I assume, quite reasonably, that the universe U is modally contingent. Thus it does not exist of metaphysical necessity, the way God exists if he exists; nor is U's existence metaphysically impossible. U exists, but it might not have: its nonexistence is possible. That is to say: U exists, but its nonexistence is not ruled out by the laws of logic or the laws of metaphysics. It exists, but its nonexistence is neither logically nor metaphysically impossible.
But if x is modally contingent, 'contingent' for short, it does not straightaway follow that x depends for its existence on something. It is a mistake to conflate modal contingency with contingency-on-something. That is an important conceptual/semantic point.
So it might be like this: U exists, and exists contingently, but it exists without cause or reason or explanation. If this is the case, then we say that the universe exists as a matter of brute fact. The factuality of the fact resides in its existence; the 'brutality' in (a) its contingency and (b) its lacking a ground, cause, reason, explanation.
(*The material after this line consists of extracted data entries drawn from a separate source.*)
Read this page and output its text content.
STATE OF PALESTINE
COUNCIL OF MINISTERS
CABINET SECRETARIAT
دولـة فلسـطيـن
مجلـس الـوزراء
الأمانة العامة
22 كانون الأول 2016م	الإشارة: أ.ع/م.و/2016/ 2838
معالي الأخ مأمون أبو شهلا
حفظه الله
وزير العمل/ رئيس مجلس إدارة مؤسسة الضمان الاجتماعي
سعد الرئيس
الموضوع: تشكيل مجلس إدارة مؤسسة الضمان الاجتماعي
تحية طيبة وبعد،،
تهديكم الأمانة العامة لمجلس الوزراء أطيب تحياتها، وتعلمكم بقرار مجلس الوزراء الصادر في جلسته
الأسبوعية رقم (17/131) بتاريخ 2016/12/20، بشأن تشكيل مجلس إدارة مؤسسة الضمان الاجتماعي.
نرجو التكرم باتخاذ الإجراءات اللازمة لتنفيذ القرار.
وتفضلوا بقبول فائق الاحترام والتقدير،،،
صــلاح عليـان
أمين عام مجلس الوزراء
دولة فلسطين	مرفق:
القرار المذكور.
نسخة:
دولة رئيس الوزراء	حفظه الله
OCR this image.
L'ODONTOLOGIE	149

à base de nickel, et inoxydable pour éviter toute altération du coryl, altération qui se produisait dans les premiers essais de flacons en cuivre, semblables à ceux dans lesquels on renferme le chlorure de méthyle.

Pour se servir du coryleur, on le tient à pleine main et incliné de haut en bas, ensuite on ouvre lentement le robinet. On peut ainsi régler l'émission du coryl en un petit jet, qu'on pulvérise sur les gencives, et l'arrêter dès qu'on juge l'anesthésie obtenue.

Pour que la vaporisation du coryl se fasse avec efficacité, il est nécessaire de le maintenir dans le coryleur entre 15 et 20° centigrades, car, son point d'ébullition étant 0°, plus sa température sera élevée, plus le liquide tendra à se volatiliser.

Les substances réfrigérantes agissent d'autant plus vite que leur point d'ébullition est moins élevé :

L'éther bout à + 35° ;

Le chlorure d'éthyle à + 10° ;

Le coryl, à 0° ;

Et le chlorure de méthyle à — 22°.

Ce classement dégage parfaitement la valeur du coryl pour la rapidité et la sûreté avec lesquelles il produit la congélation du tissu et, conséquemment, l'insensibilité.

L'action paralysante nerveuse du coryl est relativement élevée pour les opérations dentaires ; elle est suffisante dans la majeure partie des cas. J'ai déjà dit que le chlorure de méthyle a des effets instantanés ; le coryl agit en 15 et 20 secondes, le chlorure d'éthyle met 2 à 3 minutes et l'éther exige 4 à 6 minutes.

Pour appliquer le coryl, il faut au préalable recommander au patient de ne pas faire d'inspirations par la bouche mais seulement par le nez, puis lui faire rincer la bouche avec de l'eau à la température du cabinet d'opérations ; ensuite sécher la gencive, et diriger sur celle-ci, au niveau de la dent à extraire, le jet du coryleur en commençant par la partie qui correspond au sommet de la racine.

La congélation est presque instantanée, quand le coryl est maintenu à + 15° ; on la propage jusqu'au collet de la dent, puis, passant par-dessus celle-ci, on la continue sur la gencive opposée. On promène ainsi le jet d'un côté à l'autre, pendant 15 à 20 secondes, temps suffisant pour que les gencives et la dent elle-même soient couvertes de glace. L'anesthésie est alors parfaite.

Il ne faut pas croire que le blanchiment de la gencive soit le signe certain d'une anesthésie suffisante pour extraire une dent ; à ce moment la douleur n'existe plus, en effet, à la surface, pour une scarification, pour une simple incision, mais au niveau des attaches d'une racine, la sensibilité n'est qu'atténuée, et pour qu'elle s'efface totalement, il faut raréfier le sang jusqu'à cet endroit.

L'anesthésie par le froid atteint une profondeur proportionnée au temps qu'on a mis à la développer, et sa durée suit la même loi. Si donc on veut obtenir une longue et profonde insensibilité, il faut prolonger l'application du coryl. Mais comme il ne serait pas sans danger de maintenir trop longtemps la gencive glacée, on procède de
I conclude that one cannot argue a contingentia mundi to a prima causa without a preliminary demonstration that our ultimate explanation-seeking why-question is not gratuitous. Before one can mount a cosmological argument from a contingent universe to a transcendent Cause, one must show or at least give a good reason to think that the universe needs an explanation.
In my published work on this topic I argue that contingent particulars, taken by themselves as "independent reals" are contradictory structures. But they patently exist, and nothing can exist that is self-contradictory. So there must be something transcending th realm of contingent particulars to remove the contradiction. Now I cannot go into the many details here and fill in the steps in the argument, but the main point I want to make, in answer to my reader's query, is that it is not unphilosophical to take seriously the 'Why not?' response.
One needs to be able to show that the question, Why does the universe exist? is not gratuitous.